Researchers discovered that deep breathing stimulates the production of insulin, which regulates blood sugar levels.
Discover more natural energy boosting tips here.
10. Better Digestion
When stressed and in ‘fight or flight mode’, the body focuses its energy on what it considers vital actions, while shutting down all other ‘unnecessary’ systems – including the digestive system. This is why stress can trigger symptoms of indigestion, bloating, constipation, and other signs of gastrointestinal distress.
By breathing deeply before eating, those who are stressed or who experience any signs of digestive discomfort can activate the parasympathetic system, putting the body into a relaxed state where it can digest food efficiently.
11. A Healthier Heart & Circulatory System
Taking in more oxygen means the heart and other vital organs can function more efficiently. In fact, deep breathing can bring many of the same benefits of aerobic exercise because they both work to deliver an increased oxygen supply.
With an increase in oxygen comes improved circulation and the benefits that can bring.
12. Weight Loss
According to an Australian study published in the BMJ in 2014, when weight is lost, the majority of it is breathed out as carbon dioxide! This may explain why exercise is so efficient at aiding weight loss, although deep breathing may have a similar effect.
Dr. Robert Girandola, professor of Exercise Science at the University of Southern California, also believes that deep breathing can help people lose excess weight. In a recent study, Girandola found women burned 140% more calories with this technique than if they were on an exercise bike!

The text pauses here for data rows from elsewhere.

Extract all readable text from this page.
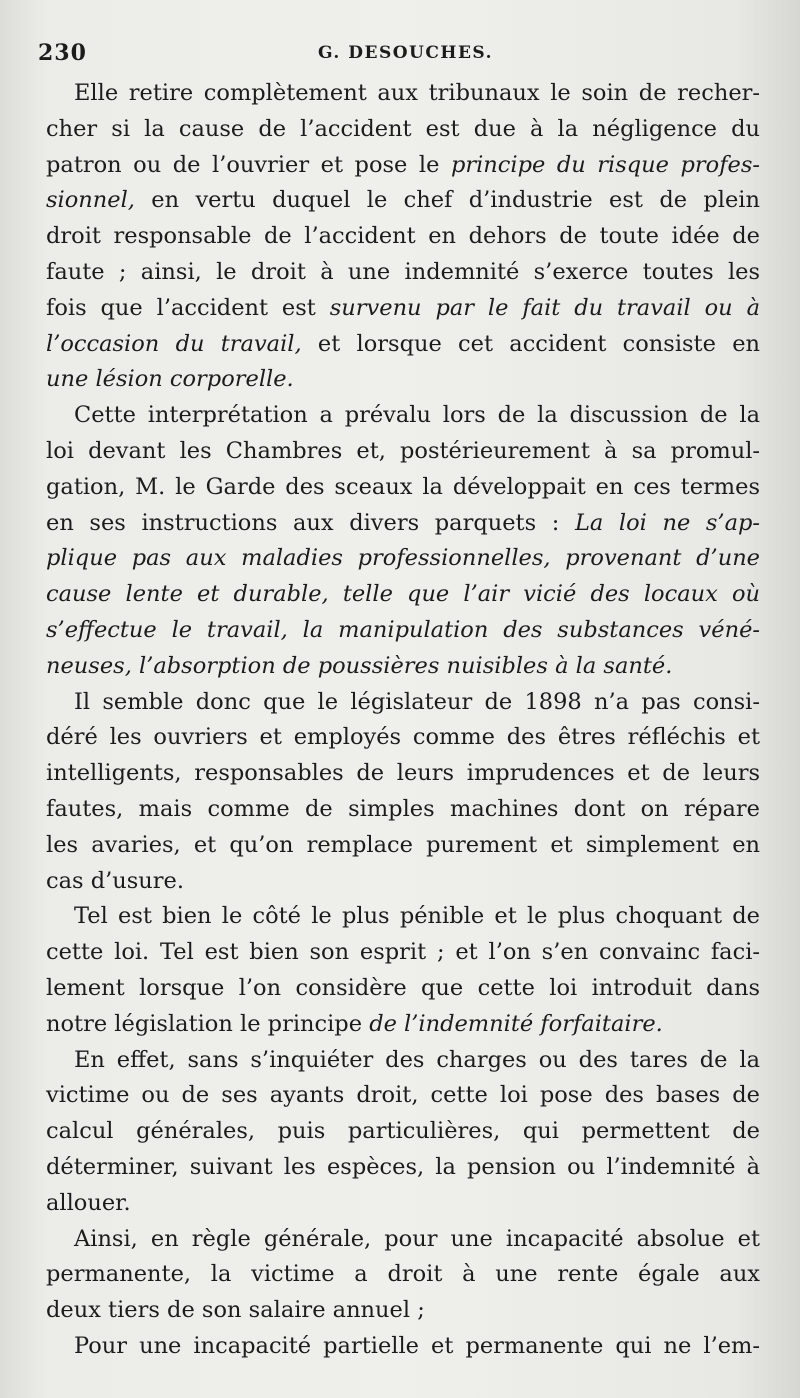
230	G. DESOUCHES.
Elle retire complètement aux tribunaux le soin de recher-
cher si la cause de l’accident est due à la négligence du
patron ou de l’ouvrier et pose le principe du risque profes-
sionnel, en vertu duquel le chef d’industrie est de plein
droit responsable de l’accident en dehors de toute idée de
faute ; ainsi, le droit à une indemnité s’exerce toutes les
fois que l’accident est survenu par le fait du travail ou à
l’occasion du travail, et lorsque cet accident consiste en
une lésion corporelle.
Cette interprétation a prévalu lors de la discussion de la
loi devant les Chambres et, postérieurement à sa promul-
gation, M. le Garde des sceaux la développait en ces termes
en ses instructions aux divers parquets : La loi ne s’ap-
plique pas aux maladies professionnelles, provenant d’une
cause lente et durable, telle que l’air vicié des locaux où
s’effectue le travail, la manipulation des substances véné-
neuses, l’absorption de poussières nuisibles à la santé.
Il semble donc que le législateur de 1898 n’a pas consi-
déré les ouvriers et employés comme des êtres réfléchis et
intelligents, responsables de leurs imprudences et de leurs
fautes, mais comme de simples machines dont on répare
les avaries, et qu’on remplace purement et simplement en
cas d’usure.
Tel est bien le côté le plus pénible et le plus choquant de
cette loi. Tel est bien son esprit ; et l’on s’en convainc faci-
lement lorsque l’on considère que cette loi introduit dans
notre législation le principe de l’indemnité forfaitaire.
En effet, sans s’inquiéter des charges ou des tares de la
victime ou de ses ayants droit, cette loi pose des bases de
calcul générales, puis particulières, qui permettent de
déterminer, suivant les espèces, la pension ou l’indemnité à
allouer.
Ainsi, en règle générale, pour une incapacité absolue et
permanente, la victime a droit à une rente égale aux
deux tiers de son salaire annuel ;
Pour une incapacité partielle et permanente qui ne l’em-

Although we still require regular workouts for a healthy body, deep breathing may be a useful adjunct to exercise and a healthy diet for weight loss.
Of course, stress, poor digestion, sluggish detoxification systems, and fluctuating blood sugar levels are all known to hinder weight loss, so deep breathing may work on several levels to help shed those extra pounds.
13. Better Sleep
Those who have trouble falling asleep may want to focus on their breathing at bedtime. By being in the here-and-now, letting go of the worries of yesterday or tomorrow, you can experience a sense of relaxation and calm which may help you drift off.
Some experts even believe that breathing techniques can help you fall asleep in just 60 seconds!
How to Practice Deep Breathing
While the thought of practicing breathing – something we do every minute – may seem ridiculous, truly restorative and controlled breathing is a learned habit. Here’s how you can get started:
- Find a quiet and comfortable place to sit. Become aware of your normal breathing pattern first, so you can use it to gauge what a deeper, more controlled breath might be like.
- To take a deep breath, place your hand on your abdomen and breathe in through the nose, allowing your chest and lower belly to rise as your lungs fill with fresh air. Hold this breath for three counts, and breath out slowly through your mouth. The exhalation should be longer and slower than the inhalation, as this releases more carbon dioxide and elicits a more relaxing effect.
- Practice this once or twice a day for 5 to 20 minutes, or as often as you need to, depending on the health conditions you want to focus on. For example, if you suffer digestive discomfort, try to breathe deeply for a few minutes before meals.